As such, Bataller says more medical institutions will become wellness institutions.
A wake-up call for personal well-being
For busy CEOs looking for wellness tips during times of uncertainty, Bataller offers the following advice based on his experience transforming lives of thousands of CEOs from around the world:
- Take time for yourself to reconnect and reset. “At SHA, 60% of our clientele are single travelers. As travel restrictions ease, try to find, at least once a year, alone time for more mindful and transformational travel experiences. The majority of our guests, more especially CEOs, come alone and many work from here spending a few weeks while improving their health goal. We understand the need to take your car or boat to periodic maintenance, but some of us are still not used to seeing how crucial it is to do this for ourselves, recharging our batteries for better performance.”
- Make your free time relevant. “A spa or health clinic 30 years ago attracted predominantly overweight CEOs looking to lose weight. Today at SHA, the most representative CEOs are active people who don’t like any kind of excess, who take care of themselves and seek high performance. And if they have free time, they want to make it relevant. They don’t want to just lay out on a beautiful beach.”
- Focus on nutrition as a key pillar to health. “While many factors contribute to personal wellness, sustainable results cannot be achieved without good nutrition. We are what we eat. Listen to your body and live a life that does not require diets, or dramatic changes. This is about improving the relationship with yourself. From a young age we were trained on indulgence with something unhealthy, like ice cream, chocolate and later, alcohol.”
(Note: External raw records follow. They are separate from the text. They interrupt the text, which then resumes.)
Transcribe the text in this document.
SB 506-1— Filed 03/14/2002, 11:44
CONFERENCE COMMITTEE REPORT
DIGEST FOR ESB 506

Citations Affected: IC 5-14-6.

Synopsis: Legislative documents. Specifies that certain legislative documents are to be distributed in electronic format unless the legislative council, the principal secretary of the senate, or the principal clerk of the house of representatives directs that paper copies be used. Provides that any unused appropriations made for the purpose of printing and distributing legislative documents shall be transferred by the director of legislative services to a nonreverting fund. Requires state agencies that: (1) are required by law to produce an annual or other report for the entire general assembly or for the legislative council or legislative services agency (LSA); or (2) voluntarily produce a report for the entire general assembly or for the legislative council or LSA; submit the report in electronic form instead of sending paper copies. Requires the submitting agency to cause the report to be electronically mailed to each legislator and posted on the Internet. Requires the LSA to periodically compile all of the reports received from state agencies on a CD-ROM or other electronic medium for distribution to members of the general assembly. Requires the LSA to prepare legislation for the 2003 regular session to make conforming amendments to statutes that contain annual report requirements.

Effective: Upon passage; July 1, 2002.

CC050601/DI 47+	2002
- Leverage technology to help sustain your health journey at home. “During lockdown, several health and wellness centers, including SHA, offered virtual apps with online programs, consultation and information. While these don’t replace the physical experience, they can support you in the journey and promote long-term wellness. And with new wearable devices and advances in digital health care technologies, you can take a more active control of monitoring your health.”
- Become the CEO of your own health. “Wellness is a path to health and well-being, where you have the knowledge and tools to take ownership and continue to evolve. It is about self-empowerment.”
While the COVID-19 crisis has devastated the travel industry, including wellness travel, Bataller believes the wellness sector is resilient and will bounce back, as people will have more incentive to spend on transformational experiences.
“This experience has allowed people to pause and reflect on their priorities,” he says. “It has been a humility lesson for everyone, shedding light on the importance of the holistic understanding of health and the different dimensions of wellness, including a bigger focus on mental wellness.”